Et ça y est, les dernières secondes avant le top sont égrainées par Albane : 5, 4, 3, 2, 1, TOPPP! On lance et ça le fait! Nous voilà parties avec le meilleur départ de la flotte du bon côté!

La suite, elle s’enchaîne plutôt comme on l’avait observée, anticipée et construite : un effet de site à gauche qui nous permet de garder la tête dès qu’on se mettra en bâbord pour aller à la bouée.

On enroule donc cette première bouée au vent en tête, on envoi le spi et c’est là que ça se complique un peu.

La néo-zélandaise, qui avait réussit à créer un peu de latéral sous le vent, empanne en même temps que nous, toujours dans l’optique de nous « boiter » (prendre notre vent) et elle y arrive malheureusement très bien. Le manque d’heure de technique se fait un peu sentir : « On ne peut pas vendre la peau de l’ours avant de l’avoir tuée ». 

La suite est donc un peu difficile. L’enroulée sous le vent ne se passe pas super bien mais on ne se laisse pas démonter et ça repart de là. On continue ce 2ème bord de près avec toujours le bon projet, on enroule la bouée au vent à la 5ème position pour ne plus la lâcher jusqu’à l’arrivée.

Malheureusement, la Canadienne qui nous talonnait au classement général de 4 points finit 3ème juste devant nous. Et comme les points de la medal race sont doublés, nous finissons à égalité de points au classement général.
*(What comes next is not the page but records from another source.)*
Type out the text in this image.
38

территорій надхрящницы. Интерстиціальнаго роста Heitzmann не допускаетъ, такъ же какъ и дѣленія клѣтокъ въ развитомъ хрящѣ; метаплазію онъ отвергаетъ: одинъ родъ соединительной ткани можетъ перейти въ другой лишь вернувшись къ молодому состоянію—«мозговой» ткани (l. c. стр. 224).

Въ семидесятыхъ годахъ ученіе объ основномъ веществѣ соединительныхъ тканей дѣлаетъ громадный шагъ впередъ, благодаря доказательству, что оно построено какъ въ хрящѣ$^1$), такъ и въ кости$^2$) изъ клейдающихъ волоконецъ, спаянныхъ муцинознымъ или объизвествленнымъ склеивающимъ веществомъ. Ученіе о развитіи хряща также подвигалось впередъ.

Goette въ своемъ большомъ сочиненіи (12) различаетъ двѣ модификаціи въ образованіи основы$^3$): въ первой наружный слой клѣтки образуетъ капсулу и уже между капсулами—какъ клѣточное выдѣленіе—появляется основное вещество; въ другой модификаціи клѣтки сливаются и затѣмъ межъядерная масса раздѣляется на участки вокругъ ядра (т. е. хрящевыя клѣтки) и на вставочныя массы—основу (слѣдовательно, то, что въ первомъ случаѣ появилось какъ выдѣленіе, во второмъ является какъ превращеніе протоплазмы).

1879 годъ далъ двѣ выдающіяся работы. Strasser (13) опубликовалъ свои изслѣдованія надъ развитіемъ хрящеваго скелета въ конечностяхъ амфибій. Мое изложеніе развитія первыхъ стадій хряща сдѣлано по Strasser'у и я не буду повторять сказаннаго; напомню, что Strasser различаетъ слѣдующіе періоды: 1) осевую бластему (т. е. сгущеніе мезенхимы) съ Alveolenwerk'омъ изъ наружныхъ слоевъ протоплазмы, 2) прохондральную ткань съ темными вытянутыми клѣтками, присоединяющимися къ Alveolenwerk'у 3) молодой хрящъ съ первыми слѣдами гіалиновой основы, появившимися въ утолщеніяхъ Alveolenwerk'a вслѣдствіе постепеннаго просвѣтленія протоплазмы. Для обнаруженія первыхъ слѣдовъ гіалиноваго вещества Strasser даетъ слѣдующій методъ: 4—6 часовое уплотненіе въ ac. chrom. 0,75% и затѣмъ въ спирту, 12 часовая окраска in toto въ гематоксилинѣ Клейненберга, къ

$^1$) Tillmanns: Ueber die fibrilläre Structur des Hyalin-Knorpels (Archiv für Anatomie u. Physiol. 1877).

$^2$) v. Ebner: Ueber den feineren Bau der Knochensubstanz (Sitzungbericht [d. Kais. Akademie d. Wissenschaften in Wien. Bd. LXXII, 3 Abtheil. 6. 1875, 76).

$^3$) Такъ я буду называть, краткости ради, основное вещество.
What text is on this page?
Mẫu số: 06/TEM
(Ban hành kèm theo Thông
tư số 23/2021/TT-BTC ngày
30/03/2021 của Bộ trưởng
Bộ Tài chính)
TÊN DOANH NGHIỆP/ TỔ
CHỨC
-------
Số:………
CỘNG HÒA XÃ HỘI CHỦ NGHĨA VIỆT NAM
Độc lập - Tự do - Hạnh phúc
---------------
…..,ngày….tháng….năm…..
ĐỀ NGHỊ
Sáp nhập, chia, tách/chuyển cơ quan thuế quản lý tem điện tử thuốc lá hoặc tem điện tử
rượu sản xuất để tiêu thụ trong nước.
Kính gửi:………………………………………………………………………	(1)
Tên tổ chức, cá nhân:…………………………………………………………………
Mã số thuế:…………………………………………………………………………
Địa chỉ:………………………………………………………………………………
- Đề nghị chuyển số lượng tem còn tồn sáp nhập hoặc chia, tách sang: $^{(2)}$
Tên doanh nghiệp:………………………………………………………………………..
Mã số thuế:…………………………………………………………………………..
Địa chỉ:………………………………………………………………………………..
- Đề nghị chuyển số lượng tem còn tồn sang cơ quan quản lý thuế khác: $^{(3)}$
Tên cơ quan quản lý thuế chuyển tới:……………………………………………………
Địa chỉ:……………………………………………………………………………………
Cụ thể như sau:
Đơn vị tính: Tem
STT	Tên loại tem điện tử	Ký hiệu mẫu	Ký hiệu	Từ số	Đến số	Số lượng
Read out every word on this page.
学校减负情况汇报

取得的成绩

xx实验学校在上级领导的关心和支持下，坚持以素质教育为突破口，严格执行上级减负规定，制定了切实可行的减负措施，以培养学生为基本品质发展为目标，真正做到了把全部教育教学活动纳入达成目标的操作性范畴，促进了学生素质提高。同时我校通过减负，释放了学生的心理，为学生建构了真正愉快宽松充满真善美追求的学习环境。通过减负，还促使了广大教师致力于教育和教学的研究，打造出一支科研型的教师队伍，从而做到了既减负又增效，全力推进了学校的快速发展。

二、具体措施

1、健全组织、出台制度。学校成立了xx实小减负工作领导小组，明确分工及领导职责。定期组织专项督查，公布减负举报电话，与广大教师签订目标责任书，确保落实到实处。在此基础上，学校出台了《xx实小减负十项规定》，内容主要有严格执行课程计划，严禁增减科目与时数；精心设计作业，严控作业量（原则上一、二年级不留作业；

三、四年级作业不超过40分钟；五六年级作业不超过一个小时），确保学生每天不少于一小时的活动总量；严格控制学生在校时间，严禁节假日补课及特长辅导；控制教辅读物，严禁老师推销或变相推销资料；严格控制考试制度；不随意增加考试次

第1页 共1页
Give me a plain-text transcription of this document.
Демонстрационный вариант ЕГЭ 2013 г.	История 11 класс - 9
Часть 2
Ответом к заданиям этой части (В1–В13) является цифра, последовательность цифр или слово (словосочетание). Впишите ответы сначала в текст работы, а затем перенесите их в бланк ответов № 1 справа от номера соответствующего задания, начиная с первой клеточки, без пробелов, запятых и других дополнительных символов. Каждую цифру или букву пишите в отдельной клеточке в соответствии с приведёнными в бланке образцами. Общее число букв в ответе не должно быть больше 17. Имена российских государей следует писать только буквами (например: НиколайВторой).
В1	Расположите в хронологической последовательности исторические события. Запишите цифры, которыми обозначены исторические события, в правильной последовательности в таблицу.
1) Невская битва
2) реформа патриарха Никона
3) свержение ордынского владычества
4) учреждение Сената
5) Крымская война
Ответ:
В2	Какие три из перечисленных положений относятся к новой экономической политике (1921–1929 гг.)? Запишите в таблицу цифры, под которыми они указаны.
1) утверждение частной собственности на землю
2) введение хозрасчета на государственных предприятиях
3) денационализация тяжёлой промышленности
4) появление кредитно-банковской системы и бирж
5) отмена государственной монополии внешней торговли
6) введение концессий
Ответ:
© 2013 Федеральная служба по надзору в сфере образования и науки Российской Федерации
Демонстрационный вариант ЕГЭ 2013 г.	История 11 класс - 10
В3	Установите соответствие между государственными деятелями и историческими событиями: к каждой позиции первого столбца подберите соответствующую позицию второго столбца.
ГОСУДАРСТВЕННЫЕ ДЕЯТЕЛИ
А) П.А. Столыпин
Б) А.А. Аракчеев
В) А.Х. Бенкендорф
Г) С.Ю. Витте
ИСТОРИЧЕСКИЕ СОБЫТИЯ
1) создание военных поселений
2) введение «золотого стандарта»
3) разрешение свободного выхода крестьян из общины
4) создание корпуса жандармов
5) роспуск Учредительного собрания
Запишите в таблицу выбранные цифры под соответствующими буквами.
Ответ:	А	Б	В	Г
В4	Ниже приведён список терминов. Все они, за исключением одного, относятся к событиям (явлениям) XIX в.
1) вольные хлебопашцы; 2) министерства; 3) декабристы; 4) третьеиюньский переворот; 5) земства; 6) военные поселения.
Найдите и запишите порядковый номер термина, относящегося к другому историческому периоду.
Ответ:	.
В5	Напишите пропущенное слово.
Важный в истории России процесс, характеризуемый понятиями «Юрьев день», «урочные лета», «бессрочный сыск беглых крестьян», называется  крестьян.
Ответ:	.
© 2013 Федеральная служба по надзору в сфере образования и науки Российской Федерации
Mais la Medal Race est la dernière manche qui permet de départager des égalités.

Nous finissons donc 10ème de cette Coupe du Monde de Weymouth!

Un résultat super encourageant, qui récompense pas mal d’effort et qui on le répète, n’est que le début de l’histoire.

Car après seulement 3 mois d’association et relativement peu d’entrainement par rapport à ce qui se pratique à ce niveau, on n’a pas honte de dire qu’on est assez fière de la façon dont on a navigué! Nuos mettons tout en place pour montrer qu’en peu de temps, il y a moyen de rivaliser avec les meilleures équipières du circuit!

Peu importe notre parcours, ce qui compte c’est toujours la motivation et le mental infaillible, la capacité à rester à deux dans tous les moments, durs comme bons, et là-dessus nous avons été au top!

Ça fait plaisir de voir que l’entraineur des Suédoises, un anglais plutôt très bon, et pas mal d’entraineurs français nous ont félicités! 

Et lire tout vos encouragements et mails de réponse c’est toujours trop bon pour le moral. 🙂

Maintenant, place à quelques jours de récup avant de reprendre un stage Equipe de France sur lequel nous sommes invitées dès Dimanche à Marseille.

Au programme de cet été, beaucoup, beaucoup d’entrainement pour rattraper au plus vite notre retard technique.